The Events that Unfolded in the Aftermath of Input Tax Withdrawal
GST made it very clear on the 15th of November, that the basic reason for which they have initiated this new rule is that they found that the benefits were not passed on to the end consumers by the restaurants. However, the government realised that eating out did not become cheaper even after the withdrawal of the input tax credit and the GST reduction, this is because some restaurants have increased the base price of menu items.
The restaurant’s tried to justify their actions by stating that they are free to hike prices of their base menu items and that since they will not be receiving the input tax credit, this will, in turn, by increasing the total input cost of the restaurants. The Government official, in turn, stated that while it is within their rights to increase the price of the menu items, doing so on the midnight of the reduction in the GST indicated profiteering intentions on the part of the restaurants.

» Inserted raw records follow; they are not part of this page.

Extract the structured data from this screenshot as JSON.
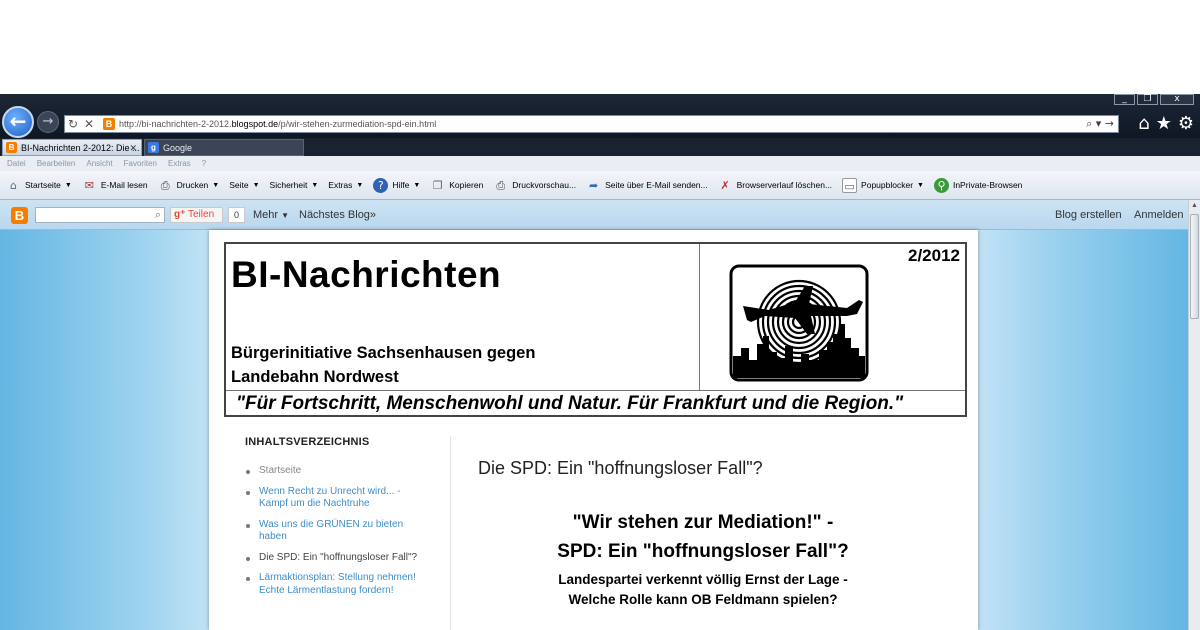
{
  "browser": {
    "window_controls": [
      "_",
      "❐",
      "x"
    ],
    "url_prefix": "http://bi-nachrichten-2-2012.",
    "url_domain": "blogspot.de",
    "url_path": "/p/wir-stehen-zurmediation-spd-ein.html",
    "tabs": [
      {
        "label": "BI-Nachrichten 2-2012: Die ...",
        "favicon": "B",
        "active": true
      },
      {
        "label": "Google",
        "favicon": "g",
        "active": false
      }
    ],
    "menu": [
      "Datei",
      "Bearbeiten",
      "Ansicht",
      "Favoriten",
      "Extras",
      "?"
    ],
    "commands": [
      {
        "label": "Startseite",
        "icon": "home-icon"
      },
      {
        "label": "E-Mail lesen",
        "icon": "mail-icon"
      },
      {
        "label": "Drucken",
        "icon": "print-icon"
      },
      {
        "label": "Seite",
        "icon": ""
      },
      {
        "label": "Sicherheit",
        "icon": ""
      },
      {
        "label": "Extras",
        "icon": ""
      },
      {
        "label": "Hilfe",
        "icon": "help-icon"
      },
      {
        "label": "Kopieren",
        "icon": "copy-icon"
      },
      {
        "label": "Druckvorschau...",
        "icon": "print-preview-icon"
      },
      {
        "label": "Seite über E-Mail senden...",
        "icon": "send-page-icon"
      },
      {
        "label": "Browserverlauf löschen...",
        "icon": "delete-history-icon"
      },
      {
        "label": "Popupblocker",
        "icon": "popup-blocker-icon"
      },
      {
        "label": "InPrivate-Browsen",
        "icon": "inprivate-icon"
      }
    ]
  },
  "navbar": {
    "search_placeholder": "",
    "gplus_label": "Teilen",
    "gplus_count": "0",
    "more": "Mehr",
    "next_blog": "Nächstes Blog»",
    "create_blog": "Blog erstellen",
    "sign_in": "Anmelden"
  },
  "header": {
    "title": "BI-Nachrichten",
    "issue": "2/2012",
    "subtitle_line1": "Bürgerinitiative Sachsenhausen gegen",
    "subtitle_line2": "Landebahn Nordwest",
    "slogan": "\"Für Fortschritt, Menschenwohl und Natur. Für Frankfurt und die Region.\""
  },
  "sidebar": {
    "heading": "INHALTSVERZEICHNIS",
    "items": [
      {
        "label": "Startseite",
        "state": "muted"
      },
      {
        "label": "Wenn Recht zu Unrecht wird... - Kampf um die Nachtruhe",
        "state": "link"
      },
      {
        "label": "Was uns die GRÜNEN zu bieten haben",
        "state": "link"
      },
      {
        "label": "Die SPD: Ein \"hoffnungsloser Fall\"?",
        "state": "current"
      },
      {
        "label": "Lärmaktionsplan: Stellung nehmen! Echte Lärmentlastung fordern!",
        "state": "link"
      }
    ]
  },
  "post": {
    "title": "Die SPD: Ein \"hoffnungsloser Fall\"?",
    "headline1": "\"Wir stehen zur Mediation!\" -",
    "headline2": "SPD: Ein \"hoffnungsloser Fall\"?",
    "subhead1": "Landespartei verkennt völlig Ernst der Lage -",
    "subhead2": "Welche Rolle kann OB Feldmann spielen?"
  }
}
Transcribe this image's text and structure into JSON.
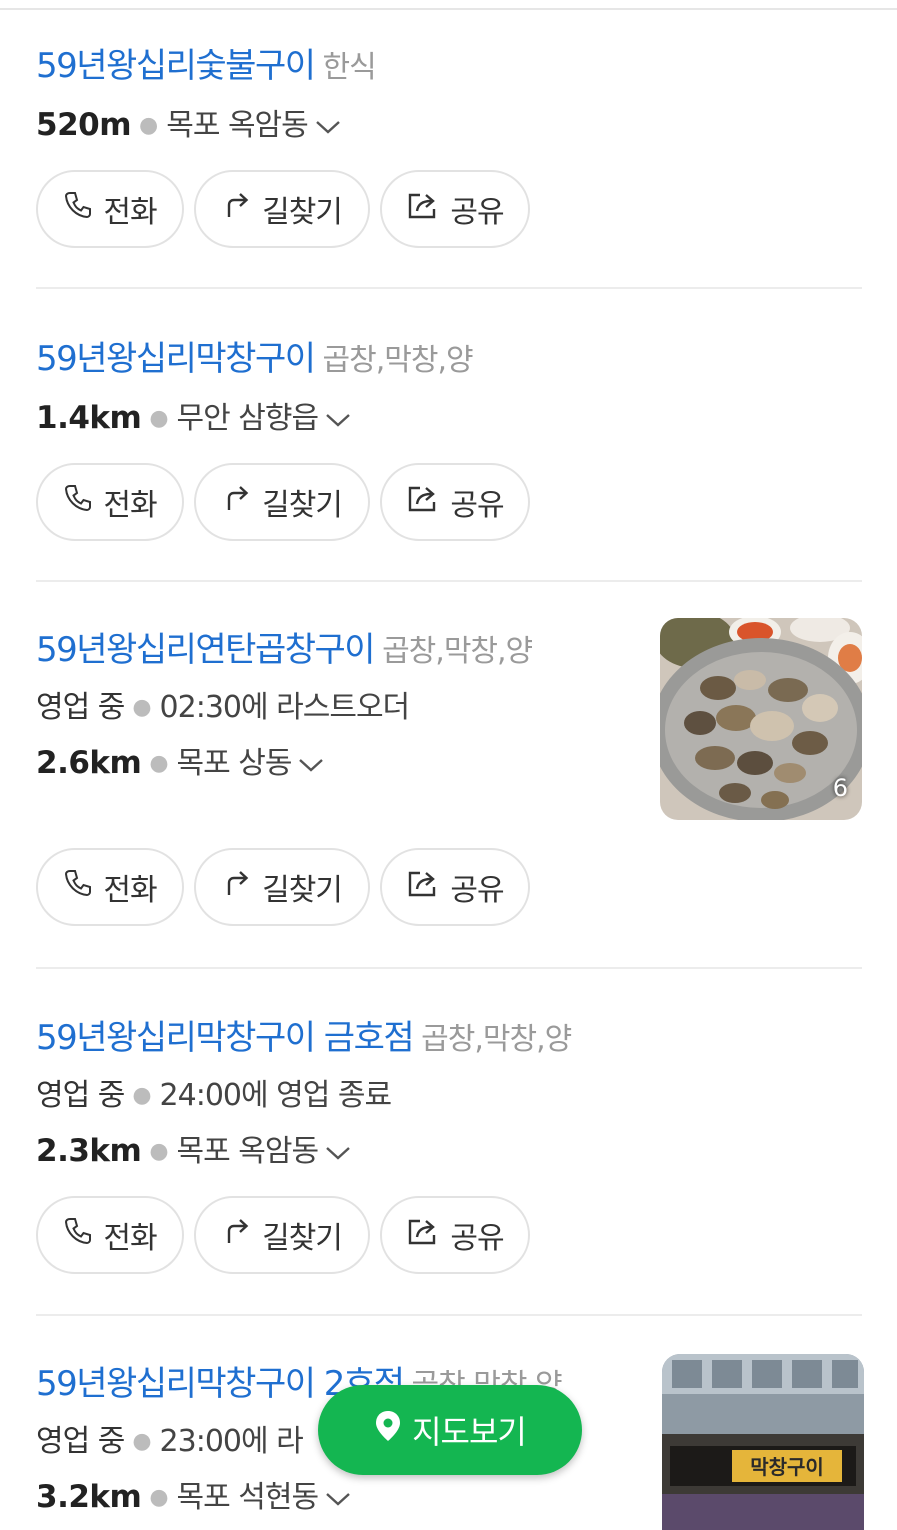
{
  "results": [
    {
      "name": "59년왕십리숯불구이",
      "category": "한식",
      "status": "",
      "hours": "",
      "distance": "520m",
      "area": "목포 옥암동",
      "actions": {
        "call": "전화",
        "route": "길찾기",
        "share": "공유"
      }
    },
    {
      "name": "59년왕십리막창구이",
      "category": "곱창,막창,양",
      "status": "",
      "hours": "",
      "distance": "1.4km",
      "area": "무안 삼향읍",
      "actions": {
        "call": "전화",
        "route": "길찾기",
        "share": "공유"
      }
    },
    {
      "name": "59년왕십리연탄곱창구이",
      "category": "곱창,막창,양",
      "status": "영업 중",
      "hours": "02:30에 라스트오더",
      "distance": "2.6km",
      "area": "목포 상동",
      "photo_count": "6",
      "actions": {
        "call": "전화",
        "route": "길찾기",
        "share": "공유"
      }
    },
    {
      "name": "59년왕십리막창구이 금호점",
      "category": "곱창,막창,양",
      "status": "영업 중",
      "hours": "24:00에 영업 종료",
      "distance": "2.3km",
      "area": "목포 옥암동",
      "actions": {
        "call": "전화",
        "route": "길찾기",
        "share": "공유"
      }
    },
    {
      "name": "59년왕십리막창구이 2호점",
      "category": "곱창,막창,양",
      "status": "영업 중",
      "hours": "23:00에 라",
      "distance": "3.2km",
      "area": "목포 석현동",
      "sign_text": "막창구이"
    }
  ],
  "map_button": {
    "label": "지도보기",
    "color": "#14b651"
  },
  "colors": {
    "link": "#1f6fd0",
    "category": "#9a9a9a",
    "divider": "#ececec"
  },
  "icons": {
    "call": "phone-icon",
    "route": "route-arrow-icon",
    "share": "share-icon",
    "expand": "chevron-down-icon",
    "map": "map-pin-icon"
  }
}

Overruling the arguments put forward by the restaurants, the government officials stated that the calculations by the government show the impact of input tax credit would not be more than 6% of the base price for large eateries which have franchises and will be as low as 2% for the smaller ones. The government officials realised that a lot of franchise chains have not lowered the price, and have not passed on the benefits to the end consumers.
The Restaurant Industry Planning To Approach The Finance Ministry!
In the aftermath of the withdrawal of the input tax credit and the reduction of the GST to 5%, the total input cost for the restaurants has gone high. Hence, the restaurants association is planning to approach the Finance Ministry to seek input tax credit at least on major expense components such as rents. The restaurant association stated that rent is a critical fixed cost, especially for outlets operating in prime locations in metros and at airports.
Garish Oberoi, the President of the Federation of Hotel & Restaurant Associations of India, stated that although the reduction of GST to 5% will encourage more consumers to come out and dine, still they would request the government to not stop input tax credits on rent completely and for upgrading of restaurants, as other businesses do get input credit on these expenditures.
The National Restaurant Association Of India plans to send representations to the finance ministry on this matter. Rahul Singh, the Vice President of NRAI also stated, that rents actually kills the restaurant owners since it is so high, especially in prime locations. He even went on to say, that the telecom, insurance and the bank sectors have got the best benefits out of input tax credit since GST came into force, as all capital and service expenditure can be claimed clearly. A restaurant, on the other hand, has variable sales, which depends on the seasons and months, and these are linked with variable costs such as the supply of products and salaries.
The decision of the government will only be understood in time. All we can do is hope that the two sectors solve their eternal conflict so that the consumers can dine in peace!